Chris Young limited the Twins to one run on four lousy singles, Glen Perkins gave up a pair of run-scoring hits, and playoff fever was broken at Target Field when Kansas City walked away with a 3-1 victory that leaves the Twins staring at wild-card oblivion.
"I don't like it, but all we can do is keep battling and see what happens," Torii Hunter said after the Twins' most deflating night of the season. "Best scenario is those guys lose two, we win two."
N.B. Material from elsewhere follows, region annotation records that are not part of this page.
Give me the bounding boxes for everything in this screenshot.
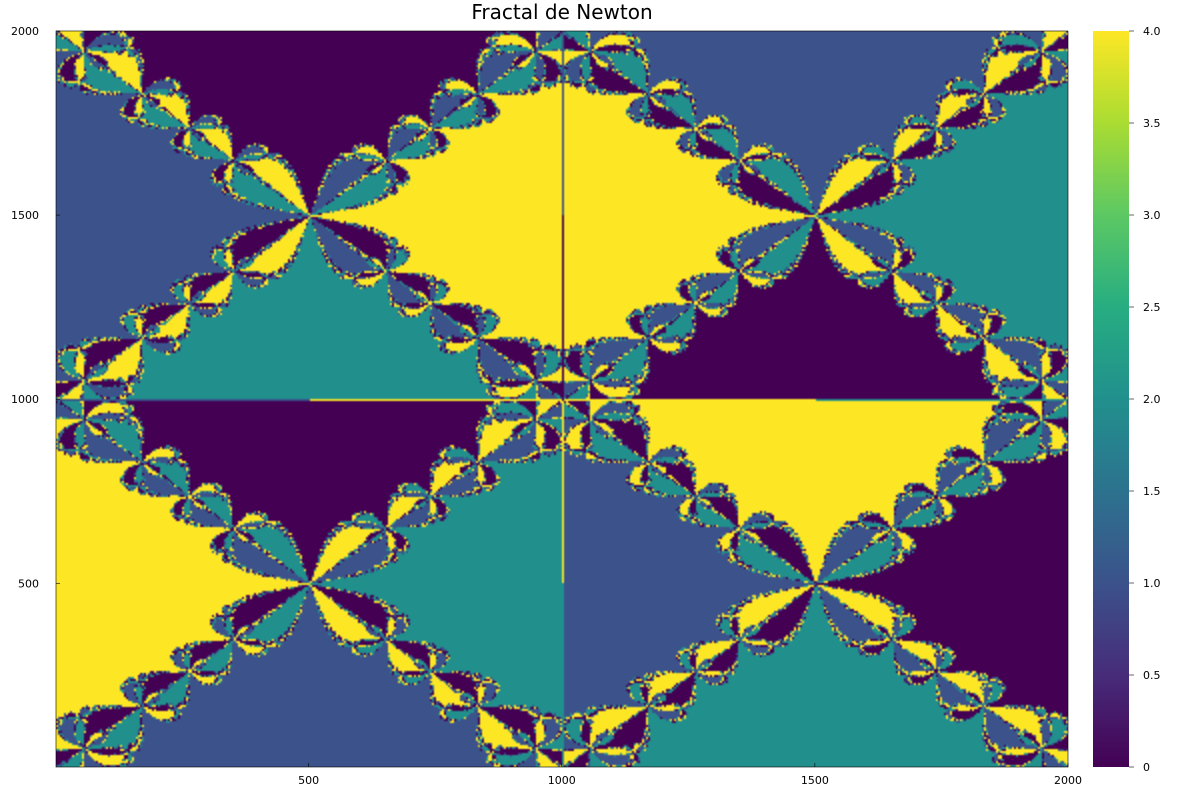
x-tick-label: 1500 bbox=[801, 774, 829, 787]
x-tick-label: 2000 bbox=[1054, 774, 1082, 787]
colorbar-tick-label: 2.5 bbox=[1143, 301, 1161, 314]
colorbar: 0 0.5 1.0 1.5 2.0 2.5 3.0 3.5 4.0 bbox=[1093, 25, 1161, 774]
y-axis: 500 1000 1500 2000 bbox=[11, 25, 60, 590]
colorbar-tick-label: 1.0 bbox=[1143, 577, 1161, 590]
x-tick-label: 500 bbox=[298, 774, 319, 787]
y-tick-label: 2000 bbox=[11, 25, 39, 38]
colorbar-tick-label: 4.0 bbox=[1143, 25, 1161, 38]
colorbar-gradient bbox=[1093, 31, 1129, 767]
chart-title: Fractal de Newton bbox=[471, 0, 652, 24]
y-tick-label: 1000 bbox=[11, 393, 39, 406]
colorbar-tick-label: 2.0 bbox=[1143, 393, 1161, 406]
colorbar-tick-label: 0.5 bbox=[1143, 669, 1161, 682]
plot-area bbox=[55, 30, 1069, 768]
y-tick-label: 1500 bbox=[11, 209, 39, 222]
colorbar-tick-label: 0 bbox=[1143, 761, 1150, 774]
colorbar-tick-label: 3.5 bbox=[1143, 117, 1161, 130]
colorbar-tick-label: 1.5 bbox=[1143, 485, 1161, 498]
y-tick-label: 500 bbox=[18, 577, 39, 590]
colorbar-ticks: 0 0.5 1.0 1.5 2.0 2.5 3.0 3.5 4.0 bbox=[1129, 25, 1161, 774]
colorbar-tick-label: 3.0 bbox=[1143, 209, 1161, 222]
heatmap-image bbox=[56, 31, 1068, 767]
x-tick-label: 1000 bbox=[548, 774, 576, 787]
x-axis: 500 1000 1500 2000 bbox=[298, 763, 1082, 787]
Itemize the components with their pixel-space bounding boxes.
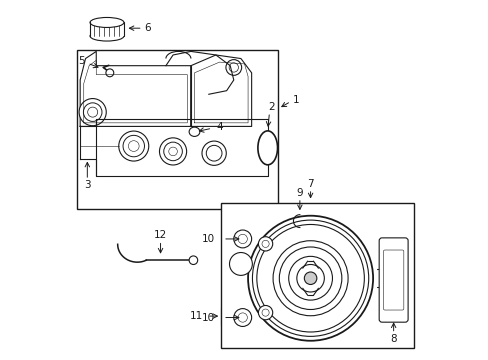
Circle shape bbox=[262, 309, 268, 316]
Circle shape bbox=[384, 308, 389, 313]
Text: 11: 11 bbox=[189, 311, 203, 321]
Text: 10: 10 bbox=[202, 234, 215, 244]
Text: 9: 9 bbox=[296, 188, 303, 198]
Circle shape bbox=[397, 247, 402, 252]
Circle shape bbox=[304, 272, 316, 284]
Circle shape bbox=[252, 220, 368, 336]
Ellipse shape bbox=[90, 18, 123, 27]
Bar bbox=[77, 50, 278, 208]
Text: 12: 12 bbox=[154, 230, 167, 240]
FancyBboxPatch shape bbox=[378, 238, 407, 322]
Text: 4: 4 bbox=[216, 122, 223, 132]
Circle shape bbox=[128, 141, 139, 152]
Circle shape bbox=[87, 107, 98, 117]
Circle shape bbox=[238, 234, 247, 244]
Bar bbox=[223, 310, 232, 322]
Circle shape bbox=[83, 103, 102, 121]
Circle shape bbox=[238, 313, 247, 322]
Circle shape bbox=[258, 237, 272, 251]
Circle shape bbox=[233, 230, 251, 248]
Circle shape bbox=[296, 265, 324, 292]
Circle shape bbox=[262, 240, 268, 247]
Circle shape bbox=[206, 145, 222, 161]
Text: 1: 1 bbox=[292, 95, 299, 105]
Circle shape bbox=[79, 99, 106, 126]
Text: 6: 6 bbox=[144, 23, 151, 33]
Circle shape bbox=[123, 135, 144, 157]
Text: 2: 2 bbox=[267, 102, 274, 112]
Bar bbox=[221, 203, 413, 348]
Text: 7: 7 bbox=[306, 179, 313, 189]
Circle shape bbox=[256, 225, 364, 332]
Ellipse shape bbox=[90, 31, 123, 41]
Ellipse shape bbox=[257, 131, 277, 165]
Polygon shape bbox=[80, 51, 190, 126]
Bar bbox=[221, 307, 234, 325]
Circle shape bbox=[229, 63, 238, 72]
Circle shape bbox=[225, 60, 241, 75]
Ellipse shape bbox=[189, 127, 200, 136]
Circle shape bbox=[229, 252, 252, 275]
Circle shape bbox=[202, 141, 226, 165]
FancyBboxPatch shape bbox=[383, 250, 403, 310]
Polygon shape bbox=[190, 55, 251, 126]
Circle shape bbox=[163, 142, 182, 161]
Bar bbox=[90, 22, 123, 36]
Circle shape bbox=[272, 241, 347, 316]
Circle shape bbox=[119, 131, 148, 161]
Text: 10: 10 bbox=[202, 312, 215, 323]
Circle shape bbox=[384, 247, 389, 252]
Circle shape bbox=[106, 69, 114, 77]
Circle shape bbox=[233, 309, 251, 327]
Circle shape bbox=[189, 256, 197, 265]
Circle shape bbox=[279, 247, 341, 310]
Polygon shape bbox=[80, 119, 267, 176]
Text: 8: 8 bbox=[389, 334, 396, 344]
Circle shape bbox=[247, 216, 372, 341]
Circle shape bbox=[288, 256, 332, 300]
Circle shape bbox=[397, 308, 402, 313]
Circle shape bbox=[168, 147, 177, 156]
Circle shape bbox=[258, 306, 272, 320]
Circle shape bbox=[159, 138, 186, 165]
Text: 3: 3 bbox=[84, 180, 90, 190]
Text: 5: 5 bbox=[79, 57, 85, 66]
Circle shape bbox=[390, 308, 395, 313]
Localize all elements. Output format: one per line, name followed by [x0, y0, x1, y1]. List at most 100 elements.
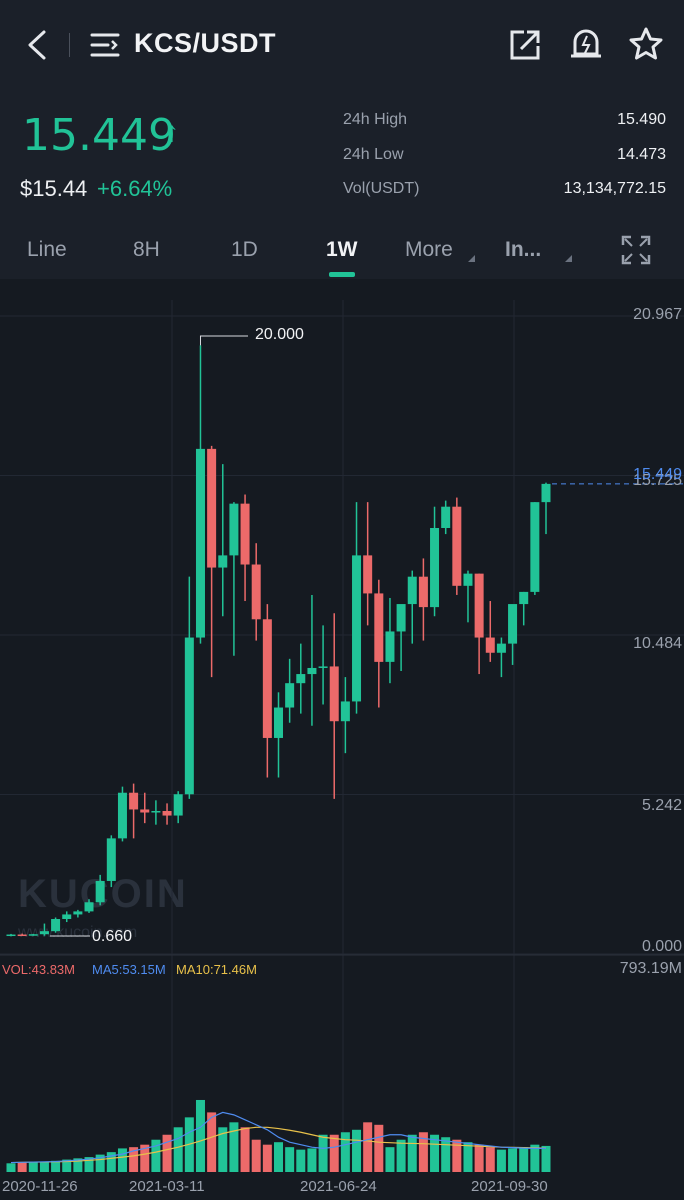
candle-body: [418, 576, 428, 608]
change-percent: +6.64%: [97, 176, 173, 201]
candle-body: [307, 667, 317, 675]
chart-area[interactable]: [0, 279, 684, 1200]
tab-more[interactable]: More: [405, 238, 453, 261]
candle-body: [296, 674, 306, 684]
candle-body: [485, 637, 495, 653]
candle-body: [452, 506, 462, 586]
candle-body: [106, 838, 116, 881]
candle-body: [363, 555, 373, 594]
volume-bar: [363, 1122, 373, 1172]
volume-bar: [162, 1134, 172, 1172]
volume-bar: [407, 1134, 417, 1172]
candle-body: [240, 503, 250, 565]
candle-body: [129, 792, 139, 810]
candle-body: [385, 631, 395, 662]
back-icon[interactable]: [24, 28, 50, 62]
volume-bar: [117, 1148, 127, 1172]
volume-bar: [173, 1127, 183, 1172]
volume-bar: [296, 1149, 306, 1172]
candle-body: [62, 914, 72, 920]
volume-bar: [352, 1129, 362, 1172]
candle-body: [218, 555, 228, 568]
candle-body: [173, 794, 183, 816]
volume-bar: [17, 1162, 27, 1172]
volume-bar: [318, 1134, 328, 1172]
volume-bar: [229, 1122, 239, 1172]
volume-bar: [51, 1160, 61, 1172]
tab-1d[interactable]: 1D: [231, 238, 258, 261]
price-up-arrow-icon: ↑: [165, 116, 179, 147]
volume-bar: [129, 1147, 139, 1172]
candle-body: [6, 934, 16, 937]
price-alert-icon[interactable]: [568, 26, 604, 62]
volume-bar: [307, 1148, 317, 1172]
volume-bar: [251, 1139, 261, 1172]
candle-body: [162, 810, 172, 816]
x-date-2: 2021-06-24: [300, 1178, 377, 1195]
volume-bar: [418, 1132, 428, 1172]
candle-body: [318, 666, 328, 668]
y-tick-1: 15.725: [633, 472, 682, 489]
volume-label: Vol(USDT): [343, 180, 420, 197]
tab-8h[interactable]: 8H: [133, 238, 160, 261]
candle-body: [84, 902, 94, 912]
candle-body: [541, 483, 551, 503]
ma10-line: [10, 1126, 547, 1164]
volume-bar: [340, 1132, 350, 1172]
active-tab-indicator: [329, 272, 355, 277]
candle-body: [262, 619, 272, 738]
last-price-axis-label: 15.449: [633, 466, 682, 483]
volume-bar: [441, 1137, 451, 1172]
candle-body: [140, 809, 150, 813]
candle-body: [117, 792, 127, 839]
favorite-star-icon[interactable]: [628, 26, 664, 62]
fullscreen-icon[interactable]: [620, 234, 652, 266]
volume-bar: [95, 1154, 105, 1172]
candle-body: [285, 683, 295, 708]
more-dropdown-icon: [468, 255, 475, 262]
tab-indicators[interactable]: In...: [505, 238, 542, 261]
watermark-site: www.kucoin.com: [18, 924, 138, 941]
volume-bar: [452, 1139, 462, 1172]
candle-body: [352, 555, 362, 702]
volume-bar: [508, 1148, 518, 1172]
candle-body: [95, 880, 105, 903]
tab-1w[interactable]: 1W: [326, 238, 358, 261]
volume-bar: [106, 1152, 116, 1172]
volume-value: 13,134,772.15: [563, 180, 666, 197]
volume-bar: [463, 1142, 473, 1172]
volume-bar: [84, 1157, 94, 1172]
header-divider: [69, 33, 70, 57]
candle-body: [229, 503, 239, 556]
volume-bar: [262, 1144, 272, 1172]
share-icon[interactable]: [508, 28, 542, 62]
volume-bar: [207, 1112, 217, 1172]
volume-bar: [195, 1099, 205, 1172]
volume-bar: [285, 1147, 295, 1172]
candle-body: [274, 707, 283, 738]
candle-body: [474, 573, 484, 638]
volume-bar: [329, 1134, 339, 1172]
candle-body: [184, 637, 194, 795]
candle-body: [17, 934, 27, 937]
candle-body: [396, 604, 406, 632]
pair-title[interactable]: KCS/USDT: [134, 28, 277, 58]
usd-price: $15.44: [20, 176, 88, 201]
volume-bar: [151, 1139, 161, 1172]
volume-bar: [485, 1147, 495, 1172]
high-marker-label: 20.000: [255, 326, 304, 343]
menu-icon[interactable]: [90, 30, 120, 60]
volume-bar: [385, 1147, 395, 1172]
candle-body: [51, 919, 61, 932]
volume-bar: [374, 1124, 384, 1172]
candle-body: [441, 506, 451, 528]
candle-body: [28, 934, 38, 936]
candle-body: [407, 576, 417, 605]
candle-body: [340, 701, 350, 722]
volume-bar: [218, 1127, 228, 1172]
interval-tabs: Line 8H 1D 1W More In...: [0, 226, 684, 278]
indicators-dropdown-icon: [565, 255, 572, 262]
tab-line[interactable]: Line: [27, 238, 67, 261]
ma5-line: [10, 1111, 546, 1164]
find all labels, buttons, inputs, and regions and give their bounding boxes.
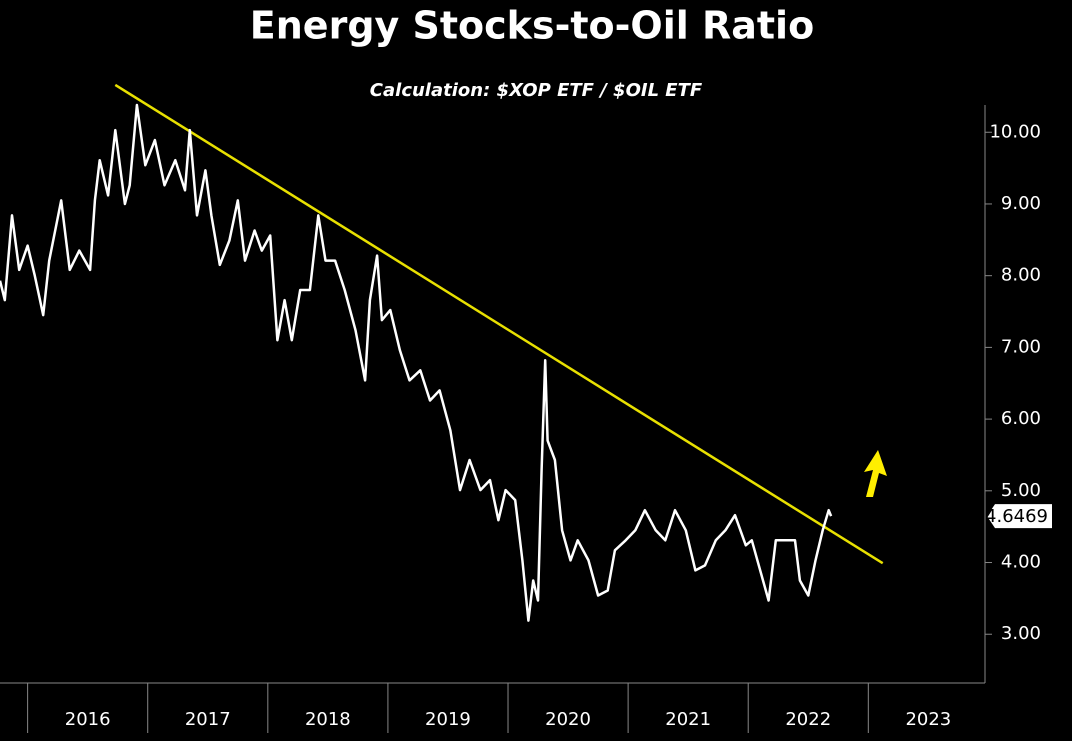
y-tick-label: 10.00 (989, 121, 1041, 142)
x-tick-label: 2016 (65, 709, 111, 730)
x-tick-label: 2017 (185, 709, 231, 730)
y-tick-label: 7.00 (1001, 336, 1041, 357)
x-tick-label: 2023 (905, 709, 951, 730)
x-tick-label: 2020 (545, 709, 591, 730)
line (0, 103, 833, 622)
x-tick-label: 2022 (785, 709, 831, 730)
y-tick-label: 5.00 (1001, 480, 1041, 501)
y-tick-label: 6.00 (1001, 408, 1041, 429)
chart-subtitle: Calculation: $XOP ETF / $OIL ETF (370, 80, 703, 101)
y-tick-label: 8.00 (1001, 265, 1041, 286)
y-tick-label: 4.00 (1001, 552, 1041, 573)
x-tick-label: 2021 (665, 709, 711, 730)
last-value-box (987, 504, 1052, 529)
arrow (864, 450, 887, 497)
x-tick-label: 2019 (425, 709, 471, 730)
y-tick-label: 9.00 (1001, 193, 1041, 214)
x-tick-label: 2018 (305, 709, 351, 730)
chart-title: Energy Stocks-to-Oil Ratio (250, 4, 814, 48)
trend-line (114, 83, 884, 565)
y-tick-label: 3.00 (1001, 623, 1041, 644)
last-value-label: 4.6469 (985, 506, 1048, 527)
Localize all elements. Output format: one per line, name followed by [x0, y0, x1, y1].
That's not the best scenario, that's the only scenario left to the Twins now. The Angels and Astros both won Friday, leaving Houston with 85 victories, Los Angeles with 84 and the Twins with 83 and two games to play. Only a pair of Astros losses, at least one Angels setback, and two Twins wins over the defending American League champions will produce … merely a tie that will force at least one extra regular-season game.
Get those tickets now.
"You can feel it — it's deflating for sure," Twins manager Paul Molitor acknowledged. "We know what's happened in the other games. We've got to find a way to rebound. … Now we need a lot more help."
They got a lot of it Friday from Ervin Santana, who capped an often-brilliant half-season with a clutch seven innings. He gave up only four hits and stubbornly held on to a 1-1 tie into the eighth inning.